胡天玄的胳膊明显一顿:“逢场作戏?何来此说。”
我吸了吸鼻子,脸颊上的泪痕一片冰凉:“仙哥自己清楚,又何必问我。”
那人眸色映着月华,移开了目光:“我看你现在是越发没有规矩了,深夜跑至别的男子屋中,还喝得烂醉,是我近来对你太过纵容,所以你便无法无天?”
自己都能为别人在灯上许愿,我就不能去别人屋里喝个酒?
我气不打一处来,更听不得他那些教诲。
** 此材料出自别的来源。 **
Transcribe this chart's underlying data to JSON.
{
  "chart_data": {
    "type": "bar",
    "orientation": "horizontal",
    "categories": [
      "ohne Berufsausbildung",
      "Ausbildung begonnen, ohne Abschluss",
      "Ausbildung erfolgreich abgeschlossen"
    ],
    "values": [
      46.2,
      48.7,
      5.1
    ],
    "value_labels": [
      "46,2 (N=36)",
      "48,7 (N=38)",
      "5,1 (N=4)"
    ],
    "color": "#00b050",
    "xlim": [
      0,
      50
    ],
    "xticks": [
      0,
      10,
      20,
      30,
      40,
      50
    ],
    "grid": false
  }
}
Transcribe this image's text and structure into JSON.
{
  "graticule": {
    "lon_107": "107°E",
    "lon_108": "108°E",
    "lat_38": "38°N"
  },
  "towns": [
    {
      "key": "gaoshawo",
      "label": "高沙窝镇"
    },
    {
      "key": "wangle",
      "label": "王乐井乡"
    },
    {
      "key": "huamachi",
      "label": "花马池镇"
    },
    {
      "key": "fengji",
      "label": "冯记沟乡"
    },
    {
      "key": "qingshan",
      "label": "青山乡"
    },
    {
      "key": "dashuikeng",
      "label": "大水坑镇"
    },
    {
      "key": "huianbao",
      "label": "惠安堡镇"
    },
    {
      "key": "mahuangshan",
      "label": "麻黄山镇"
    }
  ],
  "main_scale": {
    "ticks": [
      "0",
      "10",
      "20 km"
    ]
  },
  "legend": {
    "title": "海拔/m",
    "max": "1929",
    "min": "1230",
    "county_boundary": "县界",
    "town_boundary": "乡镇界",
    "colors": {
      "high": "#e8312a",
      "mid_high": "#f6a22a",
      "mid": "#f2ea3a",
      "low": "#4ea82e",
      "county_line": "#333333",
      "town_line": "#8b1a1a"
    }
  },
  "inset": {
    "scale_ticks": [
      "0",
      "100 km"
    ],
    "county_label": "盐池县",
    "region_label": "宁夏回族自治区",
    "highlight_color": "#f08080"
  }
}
于是用力一推他的胸膛,低声吼道:“我去别的男人屋里喝酒怎么了!要是他乐意,我还想嫁给他呢!仙哥你管我作甚,反正不要我的人也是你啊,你又凭什么管我啊!”
胡天玄还在御风,闻言脸色骤寒,忽然无言把胳膊一松,当真就凌空把我扔了下去!
“啊——!仙哥——!”我手里的酒壶甩飞老远,仅剩的醉意全被惊醒了!
眼看身子簌簌下坠,穿过浮动的月华与层层白雾,离亮着灯的屋舍越来越近!我的一颗心,也同时蹦到了嗓子眼!
就在千钧一发的时刻,忽然一阵松香迎面扑来,接着一双有力的胳膊接住了我,将我重新拥揽入怀。
胡天玄足尖点地,抱着我轻盈落在积雪上,眸色冷淡:“可长记性了?”
“……”我是真被吓到了,蕴满醉红的脸颊微微发白,也不敢再嘴硬,窝在他怀里愣然点头。
胡天玄也不多言,将我抱回了我的楼阙,步伐沉稳的一路上了楼,将我放在了床榻上。
我揉了揉有些发疼的脑袋,看着那人指尖蕴起灵力往我暖炉中添了柴,而后折至桌旁,曲起白如玉葱的指节,贴着茶壶面儿探了探温度。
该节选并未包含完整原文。